RCJ

Paris; France;
- Frequency: 94.8 MHz (shared time)

History
- First air date: 1981
- Former names: Radio Communauté (1981–1992)

Technical information
- ERP: 4 kW
- Transmitter coordinates: 48°52′48″N 2°17′2″E﻿ / ﻿48.88000°N 2.28389°E

Links
- Website: radiorcj.info

= RCJ (radio station) =

Jewish radio station in Paris

RCJ (Radio de la Communauté Juive, "Jewish Community Radio") is a Jewish radio station broadcasting on 94.8 MHz FM in Paris, France. It is owned by the Association Fonds Social Juif, an affiliate of the Fonds social juif unifié (Unified Jewish Social Fund, FSJU), and broadcasts as one of three Jewish stations sharing the frequency alongside Radio Shalom and Radio J. All three stations are broadcast from a transmitter in the 17th arrondissement of Paris, atop the Hyatt Regency Paris Étoile. Studios are located in the FSJU building in the Rue Broca.

Of the three stations, RCJ is identified as the most institutional and cultural in orientation.

==History==
After the liberalization of French radio in 1981, new stations sprang up across the country, including four Jewish stations in the Paris area. In 1983, the Haute Autorité de la communication audiovisuelle (HACA), then the French broadcast regulator, ordered the Jewish community radio stations to broadcast to the Paris area in a time sharing agreement: Radio Shalom, Radio J, Radio Communauté, and Judaïques FM. The stations reflected different components and points of view of the Jewish community, with Radio Shalom having a "pacifist" and "secular" orientation. Radio Communauté programs aired from 8:00 to 8:30, 11:00 to 14:00, and 23:00 to 00:00. Groups close to the various stations called the time-sharing agreement a "congenital flaw" and "radio aberration".

After the HACA ordered the time-sharing arrangement, Radio Communauté and Judaïques FM entered into an agreement by which the former would handle most of the latter's management and take most of its program time, leaving Judaïques FM six to seven hours a week to program itself, though it remained a separately authorized station. This arrangement would last for more than a decade; in 1992, Radio Communauté changed its name to RCJ (Radio Communauté–Judaïques FM) as a reflection of the compact.

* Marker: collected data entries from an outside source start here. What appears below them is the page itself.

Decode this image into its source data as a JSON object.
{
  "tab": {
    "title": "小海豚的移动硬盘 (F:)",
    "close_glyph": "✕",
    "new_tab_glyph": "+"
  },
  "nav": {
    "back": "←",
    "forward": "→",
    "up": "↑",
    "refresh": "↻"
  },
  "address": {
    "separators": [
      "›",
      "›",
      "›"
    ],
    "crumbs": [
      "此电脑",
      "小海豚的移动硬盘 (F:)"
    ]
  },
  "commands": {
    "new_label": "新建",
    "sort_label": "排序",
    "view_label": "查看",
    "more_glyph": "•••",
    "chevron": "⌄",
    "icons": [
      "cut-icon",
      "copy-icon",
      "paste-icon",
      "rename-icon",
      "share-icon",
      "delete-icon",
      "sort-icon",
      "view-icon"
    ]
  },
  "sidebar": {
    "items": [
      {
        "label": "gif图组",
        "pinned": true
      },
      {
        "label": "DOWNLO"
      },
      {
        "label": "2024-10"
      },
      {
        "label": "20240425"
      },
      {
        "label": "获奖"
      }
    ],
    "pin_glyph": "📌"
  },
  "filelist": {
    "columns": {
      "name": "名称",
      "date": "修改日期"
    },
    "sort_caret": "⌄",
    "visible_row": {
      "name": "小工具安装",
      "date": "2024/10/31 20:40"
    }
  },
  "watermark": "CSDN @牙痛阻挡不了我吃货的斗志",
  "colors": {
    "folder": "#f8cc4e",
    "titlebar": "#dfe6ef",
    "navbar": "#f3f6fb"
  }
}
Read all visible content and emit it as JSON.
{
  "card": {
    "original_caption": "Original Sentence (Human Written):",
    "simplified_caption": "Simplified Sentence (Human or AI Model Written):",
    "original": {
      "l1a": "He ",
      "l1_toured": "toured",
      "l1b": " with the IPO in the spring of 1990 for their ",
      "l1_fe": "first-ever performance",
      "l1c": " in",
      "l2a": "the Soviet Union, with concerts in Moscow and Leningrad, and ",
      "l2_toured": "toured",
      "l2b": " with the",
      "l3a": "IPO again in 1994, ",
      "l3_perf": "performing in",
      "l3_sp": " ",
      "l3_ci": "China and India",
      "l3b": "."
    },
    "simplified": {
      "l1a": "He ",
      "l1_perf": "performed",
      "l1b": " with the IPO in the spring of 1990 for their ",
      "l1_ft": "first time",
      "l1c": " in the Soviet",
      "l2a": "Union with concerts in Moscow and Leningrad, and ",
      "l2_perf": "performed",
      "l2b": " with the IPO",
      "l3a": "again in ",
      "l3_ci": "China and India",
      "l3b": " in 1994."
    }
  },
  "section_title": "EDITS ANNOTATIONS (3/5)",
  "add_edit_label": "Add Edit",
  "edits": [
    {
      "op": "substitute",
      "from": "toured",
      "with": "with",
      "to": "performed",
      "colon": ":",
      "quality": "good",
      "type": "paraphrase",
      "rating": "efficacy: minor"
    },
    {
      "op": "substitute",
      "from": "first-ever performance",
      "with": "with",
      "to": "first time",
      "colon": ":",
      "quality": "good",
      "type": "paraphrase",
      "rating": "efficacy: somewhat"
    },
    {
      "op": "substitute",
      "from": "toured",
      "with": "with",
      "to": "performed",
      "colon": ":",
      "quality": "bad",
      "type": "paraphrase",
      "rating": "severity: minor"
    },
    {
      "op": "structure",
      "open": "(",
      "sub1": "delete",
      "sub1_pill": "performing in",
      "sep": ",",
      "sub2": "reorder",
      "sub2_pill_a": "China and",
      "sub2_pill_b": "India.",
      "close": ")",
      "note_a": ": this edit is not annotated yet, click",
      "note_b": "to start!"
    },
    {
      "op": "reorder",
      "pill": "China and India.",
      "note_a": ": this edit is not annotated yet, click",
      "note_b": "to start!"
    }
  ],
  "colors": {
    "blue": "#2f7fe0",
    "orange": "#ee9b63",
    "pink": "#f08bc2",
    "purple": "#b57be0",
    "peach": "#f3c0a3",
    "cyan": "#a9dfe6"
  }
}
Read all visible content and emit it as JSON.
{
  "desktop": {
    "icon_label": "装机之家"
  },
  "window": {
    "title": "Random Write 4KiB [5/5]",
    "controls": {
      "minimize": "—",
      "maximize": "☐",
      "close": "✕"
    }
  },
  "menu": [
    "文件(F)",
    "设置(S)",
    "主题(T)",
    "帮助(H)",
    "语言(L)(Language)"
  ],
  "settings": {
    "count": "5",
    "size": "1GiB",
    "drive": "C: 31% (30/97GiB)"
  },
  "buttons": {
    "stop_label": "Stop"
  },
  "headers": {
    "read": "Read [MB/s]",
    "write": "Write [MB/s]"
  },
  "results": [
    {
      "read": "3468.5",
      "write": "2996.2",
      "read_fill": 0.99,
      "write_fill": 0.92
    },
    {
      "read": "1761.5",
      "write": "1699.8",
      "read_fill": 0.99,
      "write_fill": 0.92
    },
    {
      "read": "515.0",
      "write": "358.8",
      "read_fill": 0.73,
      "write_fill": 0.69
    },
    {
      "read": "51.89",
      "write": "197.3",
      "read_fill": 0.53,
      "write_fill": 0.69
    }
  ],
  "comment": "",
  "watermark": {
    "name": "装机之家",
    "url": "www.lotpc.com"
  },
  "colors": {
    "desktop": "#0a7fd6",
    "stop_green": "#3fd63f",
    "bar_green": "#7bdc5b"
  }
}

The effect of the agreement was that RCJ programmed nearly half the air time of the frequency. However, a dispute between the two parties led to Judaïques FM breaking off the agreement unilaterally and signing a new one with Radio Shalom. This, in turn, led to RCJ refusing Judaïques the use of its air time. The Conseil supérieur de l'audiovisuel (CSA) attempted to mediate the dispute but failed. In 2014, Radio Shalom relocated to the same floor of the same building as RCJ, retaining its editorial independence.

Other Jewish radio stations in France take programming and news material from the Paris stations. The stations only unite one day a year to carry the Tzedakah Radiothon, benefitting the FSJU.